Renewable energy equipment makers and operators, as well as chemical and materials companies could also benefit if storage makes wind and solar power more feasible. Osborne noted that new software will be required to help utility companies understand power needs as renewables and electric vehicles draw from the grid.
“We see the implementation of intelligence across the electric grid as one of the next big waves of IT spending and an emerging investment theme that will likely play out over the next 10-20 years. Fundamentally, the Smart Grid is a large-scale software integration exercise leveraging communication sensors across the network,” he said.
The next decade
Costs that remain high are among the reasons preventing a surge in lithium-ion battery grid integration. Another factor is that this specific type of battery may not necessarily prove to be the best suited to storing energy for longer periods of time. They’ve also been known to catch fire, and there are issues with some of the required components like cobalt, almost half of which comes from Congo. Recycling and the environmental impact of metals extraction are other issues to watch.

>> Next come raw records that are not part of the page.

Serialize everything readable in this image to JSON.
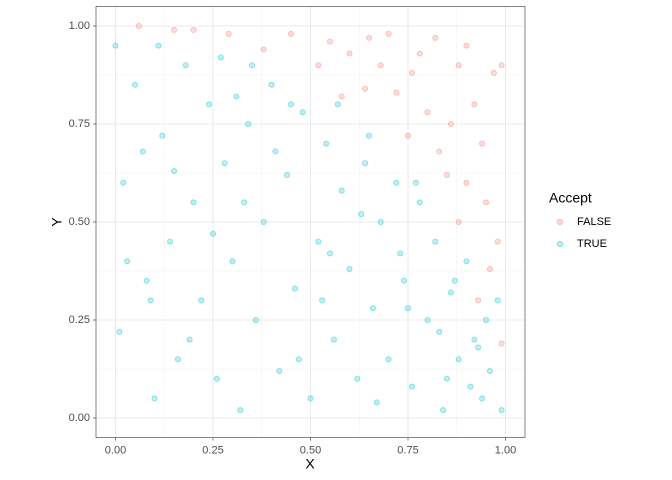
{
  "chart_data": {
    "type": "scatter",
    "x_label": "X",
    "y_label": "Y",
    "legend_title": "Accept",
    "legend": "right",
    "grid": true,
    "xlim": [
      -0.05,
      1.05
    ],
    "ylim": [
      -0.05,
      1.05
    ],
    "xticks": [
      {
        "value": 0,
        "label": "0.00"
      },
      {
        "value": 0.25,
        "label": "0.25"
      },
      {
        "value": 0.5,
        "label": "0.50"
      },
      {
        "value": 0.75,
        "label": "0.75"
      },
      {
        "value": 1,
        "label": "1.00"
      }
    ],
    "yticks": [
      {
        "value": 0,
        "label": "0.00"
      },
      {
        "value": 0.25,
        "label": "0.25"
      },
      {
        "value": 0.5,
        "label": "0.50"
      },
      {
        "value": 0.75,
        "label": "0.75"
      },
      {
        "value": 1,
        "label": "1.00"
      }
    ],
    "series": [
      {
        "name": "FALSE",
        "color": "#F8766D",
        "x": [
          0.06,
          0.15,
          0.2,
          0.29,
          0.38,
          0.45,
          0.52,
          0.55,
          0.6,
          0.64,
          0.68,
          0.7,
          0.72,
          0.75,
          0.78,
          0.8,
          0.83,
          0.86,
          0.88,
          0.9,
          0.92,
          0.95,
          0.97,
          0.99,
          0.98,
          0.96,
          0.99,
          0.93,
          0.85,
          0.65,
          0.58,
          0.82,
          0.9,
          0.94,
          0.76,
          0.88
        ],
        "y": [
          1.0,
          0.99,
          0.99,
          0.98,
          0.94,
          0.98,
          0.9,
          0.96,
          0.93,
          0.84,
          0.9,
          0.98,
          0.83,
          0.72,
          0.93,
          0.78,
          0.68,
          0.75,
          0.9,
          0.6,
          0.8,
          0.55,
          0.88,
          0.9,
          0.45,
          0.38,
          0.19,
          0.3,
          0.62,
          0.97,
          0.82,
          0.97,
          0.95,
          0.7,
          0.88,
          0.5
        ]
      },
      {
        "name": "TRUE",
        "color": "#00BFC4",
        "x": [
          0.0,
          0.01,
          0.02,
          0.05,
          0.08,
          0.1,
          0.12,
          0.14,
          0.16,
          0.18,
          0.2,
          0.22,
          0.24,
          0.26,
          0.28,
          0.3,
          0.32,
          0.34,
          0.36,
          0.38,
          0.4,
          0.42,
          0.44,
          0.46,
          0.48,
          0.5,
          0.52,
          0.54,
          0.56,
          0.58,
          0.6,
          0.62,
          0.64,
          0.66,
          0.68,
          0.7,
          0.72,
          0.74,
          0.76,
          0.78,
          0.8,
          0.82,
          0.84,
          0.86,
          0.88,
          0.9,
          0.92,
          0.94,
          0.96,
          0.98,
          0.03,
          0.07,
          0.11,
          0.19,
          0.27,
          0.33,
          0.41,
          0.47,
          0.53,
          0.57,
          0.63,
          0.67,
          0.73,
          0.77,
          0.83,
          0.87,
          0.91,
          0.93,
          0.15,
          0.25,
          0.35,
          0.45,
          0.55,
          0.65,
          0.75,
          0.85,
          0.95,
          0.99,
          0.09,
          0.31
        ],
        "y": [
          0.95,
          0.22,
          0.6,
          0.85,
          0.35,
          0.05,
          0.72,
          0.45,
          0.15,
          0.9,
          0.55,
          0.3,
          0.8,
          0.1,
          0.65,
          0.4,
          0.02,
          0.75,
          0.25,
          0.5,
          0.85,
          0.12,
          0.62,
          0.33,
          0.78,
          0.05,
          0.45,
          0.7,
          0.2,
          0.58,
          0.38,
          0.1,
          0.65,
          0.28,
          0.5,
          0.15,
          0.6,
          0.35,
          0.08,
          0.55,
          0.25,
          0.45,
          0.02,
          0.32,
          0.15,
          0.4,
          0.2,
          0.05,
          0.12,
          0.3,
          0.4,
          0.68,
          0.95,
          0.2,
          0.92,
          0.55,
          0.68,
          0.15,
          0.3,
          0.8,
          0.52,
          0.04,
          0.42,
          0.6,
          0.22,
          0.35,
          0.08,
          0.18,
          0.63,
          0.47,
          0.9,
          0.8,
          0.42,
          0.72,
          0.28,
          0.1,
          0.25,
          0.02,
          0.3,
          0.82
        ]
      }
    ]
  }
}
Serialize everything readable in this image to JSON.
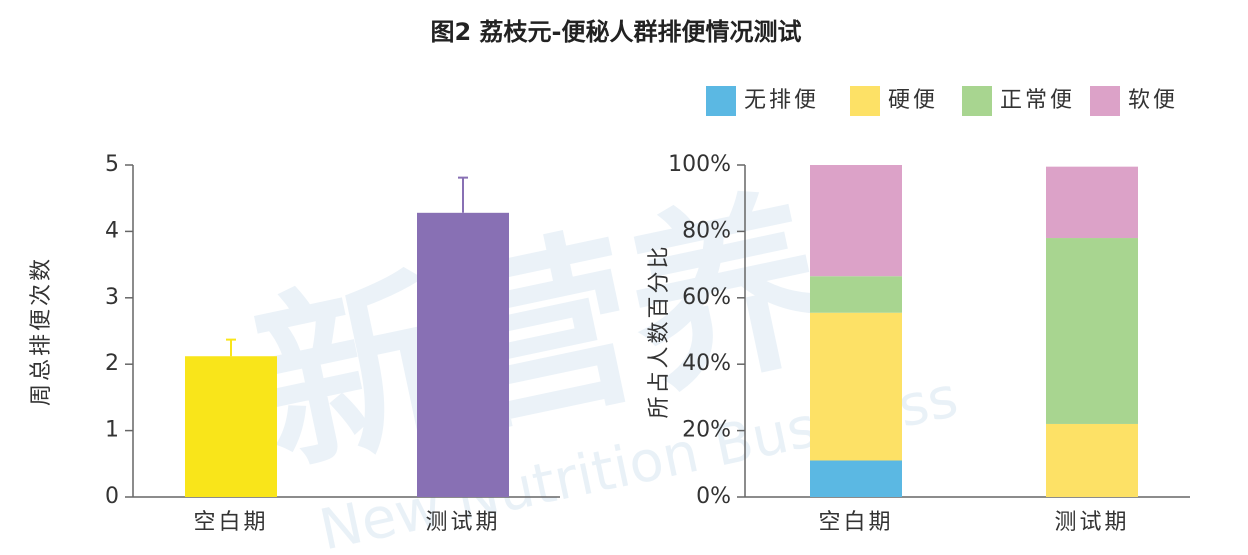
{
  "title": "图2 荔枝元-便秘人群排便情况测试",
  "watermark": [
    "新营养",
    "New Nutrition Business"
  ],
  "chart_data": [
    {
      "type": "bar",
      "ylabel": "周总排便次数",
      "categories": [
        "空白期",
        "测试期"
      ],
      "values": [
        2.12,
        4.28
      ],
      "errors": [
        0.25,
        0.53
      ],
      "colors": [
        "#f9e51a",
        "#8870b4"
      ],
      "ylim": [
        0,
        5
      ],
      "yticks": [
        0,
        1,
        2,
        3,
        4,
        5
      ]
    },
    {
      "type": "stacked_bar",
      "ylabel": "所占人数百分比",
      "categories": [
        "空白期",
        "测试期"
      ],
      "series": [
        {
          "name": "无排便",
          "color": "#5bb8e3",
          "values": [
            11,
            0
          ]
        },
        {
          "name": "硬便",
          "color": "#fde166",
          "values": [
            44.5,
            22
          ]
        },
        {
          "name": "正常便",
          "color": "#a8d590",
          "values": [
            11,
            56
          ]
        },
        {
          "name": "软便",
          "color": "#dca2c8",
          "values": [
            33.5,
            21.5
          ]
        }
      ],
      "ylim": [
        0,
        100
      ],
      "yticks": [
        {
          "value": 0,
          "label": "0%"
        },
        {
          "value": 20,
          "label": "20%"
        },
        {
          "value": 40,
          "label": "40%"
        },
        {
          "value": 60,
          "label": "60%"
        },
        {
          "value": 80,
          "label": "80%"
        },
        {
          "value": 100,
          "label": "100%"
        }
      ]
    }
  ]
}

Billions of dollars are being spent to find alternatives. Solid-state batteries -which use sodium, for example, instead of liquid electrolytes -is one possible option, as are flow batteries, which use tanks of electrolytes to store energy. But neither of these are viable options just yet.
While the exact type of battery that will win out is unknown, what’s certain is that batteries will play an even larger role in powering our lives going forward.
“Massive investments in battery manufacturing and steady advances in technology have set in motion a seismic shift in how we will power our lives and organize energy systems as early as 2030,” researchers from Rocky Mountain Institute wrote in Breakthrough Batteries: Powering the Era of Clean Electrification.